Furthermore, Mount Logan and 180 Degree Capital announced that new Mount Logan, together with its management and/or affiliates or related parties, intends to launch, no later than 60 days after closing of the proposed business combination, a tender offer for up to $15.0-million (U.S.) of its common stock at a price per new Mount Logan share equal to the closing price per share implied by the sum of 180 Degree Capital's NAV at closing and the value ascribed to Mount Logan per the terms of the proposed business combination of $67.4-million (U.S.) at signing, subject to certain preclosing adjustments. Additional tenders and/or stock repurchases of up to an additional $10.0-million (U.S.) are expected to continue periodically throughout the 24 months following the closing of the business combination. The price per share of the foregoing liquidity programs shall be determined by the new Mount Logan board of directors, and is anticipated to be at or above the new Mount Logan price per share implied by the closing merger value, which is currently a premium of at least 46 per cent to Mount Logan's estimated closing price of approximately $1.70 (U.S.) on Aug. 18, 2025. The total size of the intended tender offer program of up to $25.0-million (U.S.) with $15.0-million (U.S.) expected to be launched no later than 60 days from closing and the remaining $10.0-million (U.S.) staged over 24 months represent approximately 19 per cent of the currently estimated closing merger value, and Mount Logan and 180 Degree Capital management, the new Mount Logan board, affiliates, and related parties have committed not to tender any new Mount Logan stock they own through the liquidity programs.

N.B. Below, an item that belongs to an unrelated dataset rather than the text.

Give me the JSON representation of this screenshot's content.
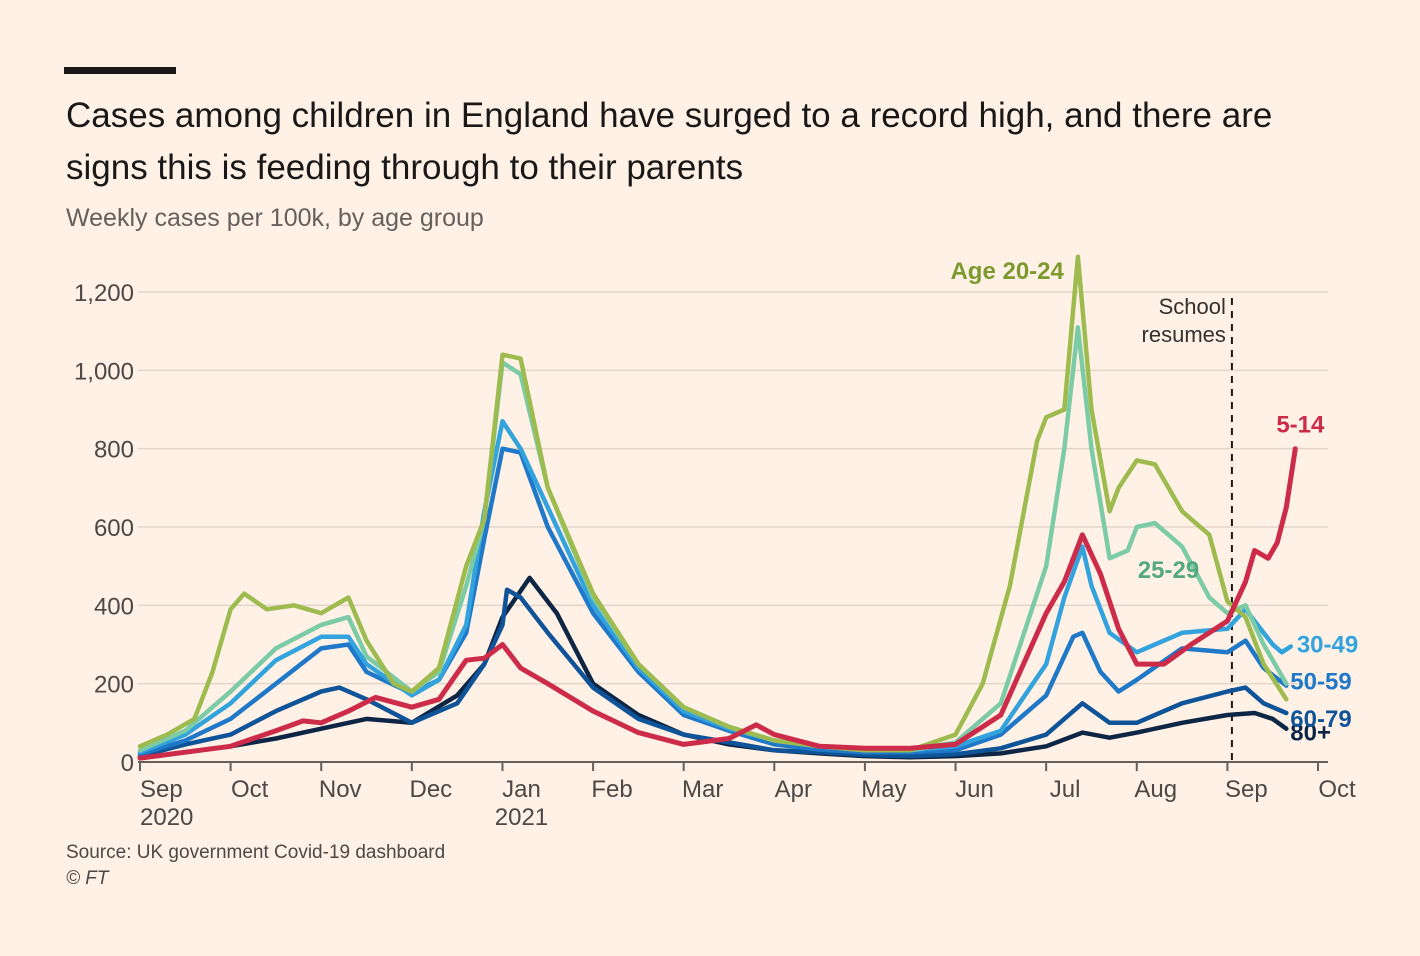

About Mount Logan Capital Inc.
Mount Logan is an alternative asset management and insurance solution company that is focused on public and private debt securities in the North American market and the reinsurance of annuity products, primarily through its wholly owned subsidiaries Mount Logan Management LLC and Ability Insurance Company, respectively. Mount Logan also actively sources, evaluates, underwrites, manages, monitors and primarily invests in loans, debt securities and other credit-oriented instruments that present attractive risk-adjusted returns and present low risk of principal impairment through the credit cycle.
ML Management was organized in 2020 as a Delaware limited liability company and is registered with the Securities and Exchange Commission as an investment adviser under the Investment Advisers Act of 1940, as amended. The primary business of ML Management is to provide investment management services to: (i) privately offered investment funds exempt from registration under the Investment Company Act of 1940, as amended, advised by ML Management; (ii) a non-diversified closed-end management investment company that has elected to be regulated as a business development company; (iii) Ability; and (iv) non-diversified closed-end management investment companies registered under the 1940 act that operate as interval funds. ML Management also acts as the collateral manager to collateralized loan obligations backed by debt obligations and similar assets.
Ability is a Nebraska-domiciled insurer and reinsurer of long-term-care policies and annuity products acquired by Mount Logan in the fourth quarter of fiscal year 2021. Ability is also no longer insuring or reinsuring new long-term-care risk.